Human Rights Watch said Egypt should halt deportations of asylum seekers to their home country, where they face detention and the risk of torture. Egypt has deported 32 Eritreans on Wednesday, who were reported to have been flown back to Asmara, the Eritrean capital.
The rights organisation said Egypt has forcibly returned home more than 45 Eritrean migrants on several flights in the past two weeks without first providing the UN High Commissioner for Refugees (UNHCR) the required opportunity to interview them.
Deputy director of Human Rights Watch's Middle East and North Africa division, Joe Stork, said Eritreans who have been deported back to their country are victims of the repressive government with a terrible human rights record.
According HRW, since mid-December, the Egyptian authorities have detained dozens of Eritreans in the Nakhil detention center in North Sinai and in police stations in the nearby city of al-Arish.

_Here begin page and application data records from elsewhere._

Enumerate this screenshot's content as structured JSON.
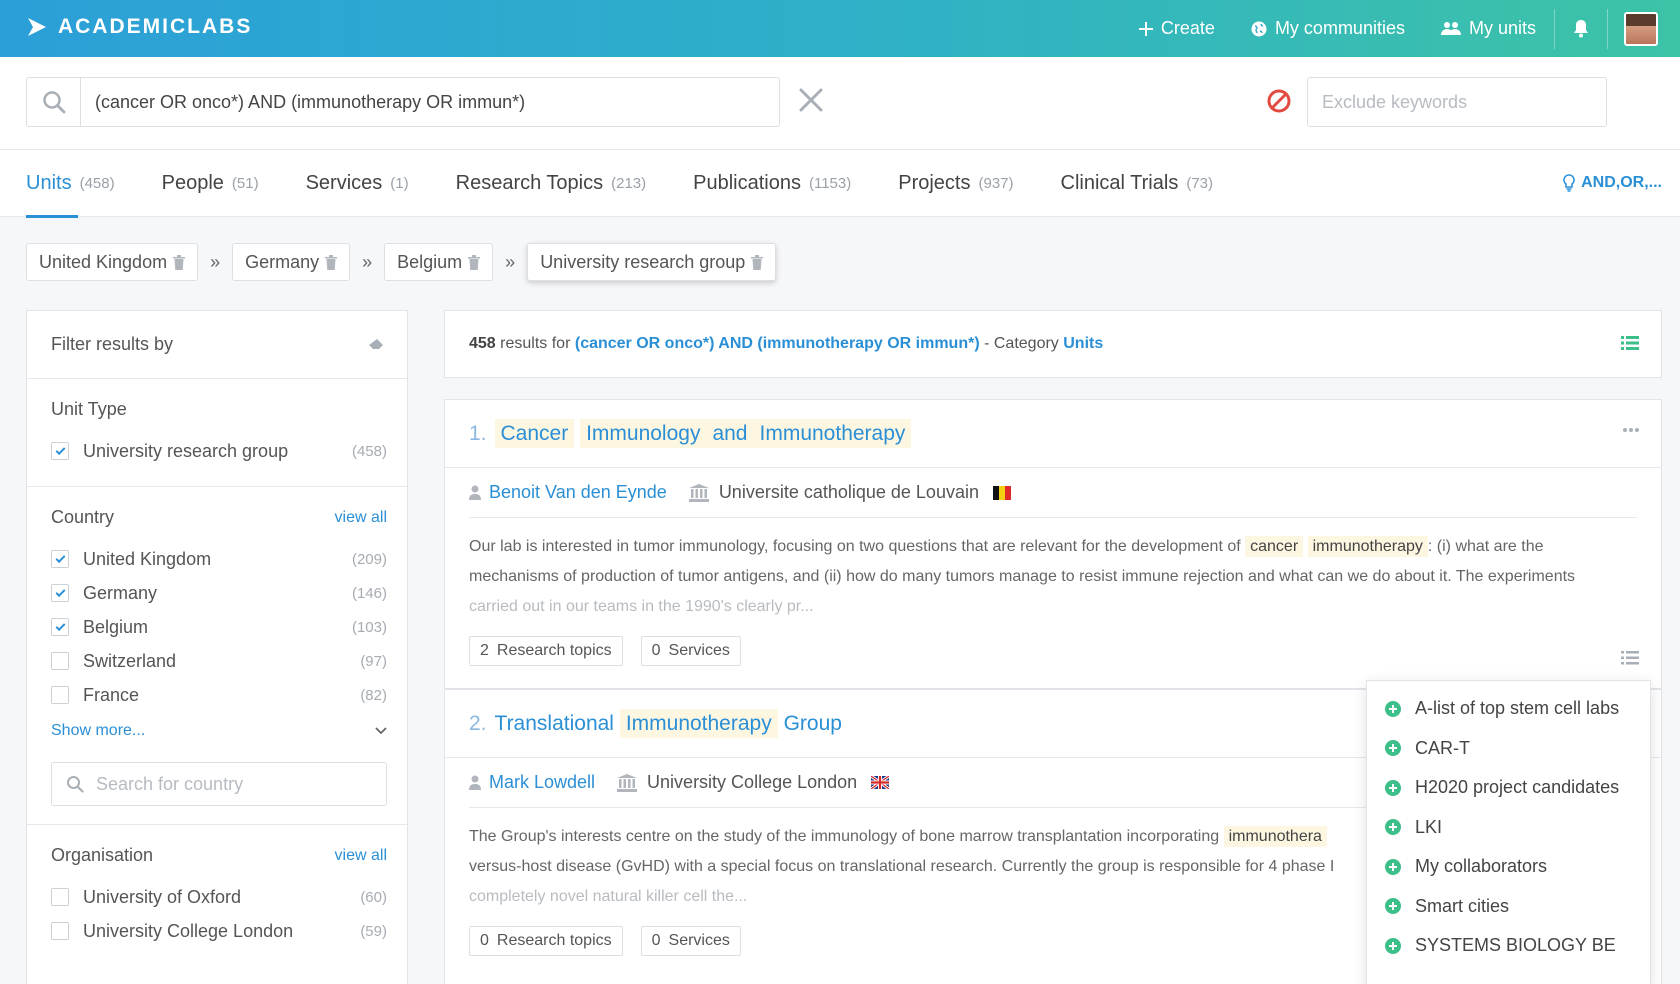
{
  "header": {
    "brand": "ACADEMICLABS",
    "nav": [
      {
        "label": "Create",
        "icon": "plus-icon"
      },
      {
        "label": "My communities",
        "icon": "globe-icon"
      },
      {
        "label": "My units",
        "icon": "users-icon"
      }
    ]
  },
  "search": {
    "query": "(cancer OR onco*) AND (immunotherapy OR immun*)",
    "exclude_placeholder": "Exclude keywords"
  },
  "tabs": [
    {
      "label": "Units",
      "count": "(458)",
      "active": true
    },
    {
      "label": "People",
      "count": "(51)"
    },
    {
      "label": "Services",
      "count": "(1)"
    },
    {
      "label": "Research Topics",
      "count": "(213)"
    },
    {
      "label": "Publications",
      "count": "(1153)"
    },
    {
      "label": "Projects",
      "count": "(937)"
    },
    {
      "label": "Clinical Trials",
      "count": "(73)"
    }
  ],
  "tip": "AND,OR,...",
  "breadcrumb": [
    "United Kingdom",
    "Germany",
    "Belgium",
    "University research group"
  ],
  "breadcrumb_sep": "»",
  "sidebar": {
    "title": "Filter results by",
    "unit_type": {
      "title": "Unit Type",
      "items": [
        {
          "label": "University research group",
          "count": "(458)",
          "checked": true
        }
      ]
    },
    "country": {
      "title": "Country",
      "view_all": "view all",
      "items": [
        {
          "label": "United Kingdom",
          "count": "(209)",
          "checked": true
        },
        {
          "label": "Germany",
          "count": "(146)",
          "checked": true
        },
        {
          "label": "Belgium",
          "count": "(103)",
          "checked": true
        },
        {
          "label": "Switzerland",
          "count": "(97)",
          "checked": false
        },
        {
          "label": "France",
          "count": "(82)",
          "checked": false
        }
      ],
      "show_more": "Show more...",
      "search_placeholder": "Search for country"
    },
    "organisation": {
      "title": "Organisation",
      "view_all": "view all",
      "items": [
        {
          "label": "University of Oxford",
          "count": "(60)",
          "checked": false
        },
        {
          "label": "University College London",
          "count": "(59)",
          "checked": false
        }
      ]
    }
  },
  "results": {
    "count": "458",
    "text_results_for": "results for",
    "query": "(cancer OR onco*) AND (immunotherapy OR immun*)",
    "text_category": "- Category",
    "category": "Units"
  },
  "cards": [
    {
      "num": "1.",
      "title_words": [
        "Cancer",
        "Immunology",
        "and",
        "Immunotherapy"
      ],
      "person": "Benoit Van den Eynde",
      "institution": "Universite catholique de Louvain",
      "desc_a": "Our lab is interested in tumor immunology, focusing on two questions that are relevant for the development of",
      "desc_hl1": "cancer",
      "desc_hl2": "immunotherapy",
      "desc_b": ": (i) what are the mechanisms of production of tumor antigens, and (ii) how do many tumors manage to resist immune rejection and what can we do about it. The experiments",
      "desc_fade": "carried out in our teams in the 1990's clearly pr...",
      "pill1": {
        "n": "2",
        "label": "Research topics"
      },
      "pill2": {
        "n": "0",
        "label": "Services"
      }
    },
    {
      "num": "2.",
      "title_words": [
        "Translational",
        "Immunotherapy",
        "Group"
      ],
      "person": "Mark Lowdell",
      "institution": "University College London",
      "desc_a": "The Group's interests centre on the study of the immunology of bone marrow transplantation incorporating",
      "desc_hl1": "immunothera",
      "desc_b2": "versus-host disease (GvHD) with a special focus on translational research. Currently the group is responsible for 4 phase I",
      "desc_fade": "completely novel natural killer cell the...",
      "pill1": {
        "n": "0",
        "label": "Research topics"
      },
      "pill2": {
        "n": "0",
        "label": "Services"
      }
    }
  ],
  "dropdown": [
    "A-list of top stem cell labs",
    "CAR-T",
    "H2020 project candidates",
    "LKI",
    "My collaborators",
    "Smart cities",
    "SYSTEMS BIOLOGY BE"
  ],
  "colors": {
    "accent": "#2b8fd6",
    "header_start": "#2b9fd8",
    "header_end": "#3dc3a6",
    "green": "#3dbf8a",
    "highlight": "#fdf6e1"
  }
}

The organisation has previously condemned the Egyptian forces shooting of African migrants attempting to cross into Israel through the Sinai Peninsula, a route that has seen heavy traffic of African migrants hoping to go to Europe.
Thousands of Africans sneak into Egypt every year seeking employment or passage to Israel in search of better life. But many are faced with torture in detention centers if arrested before crossing over to Israel.
Israel has returned at least 139 Africans, mostly Sudanese, to Egypt in 2007 and 2008; Egypt has reportedly deported some of them, and the whereabouts and condition of the remainder are unknown.
In August 2008, Israel Defense Forces (IDF) officers returned 91 African migrants who had crossed the border from Egypt.
Increasing numbers of Eritreans are fleeing the indefinite national military service imposed by the Eritrean government and the pervasive arbitrary detention and torture. Eritrea routinely imprisons individuals caught trying to flee the country and issues "shoot to kill" orders for anyone found crossing the border without permission, according to the Human Rights Watch.
Egyptian officials said the number of migrants from poor, conflict-ridden African countries crossing the Sinai Peninsula from Egypt to Israel has increased significantly since 2007. Since 2006, more than 130,000 refugees, asylum seekers and other migrants have passed though Egypt and crossed the Sinai border into Israel, according to the Egyptian government report.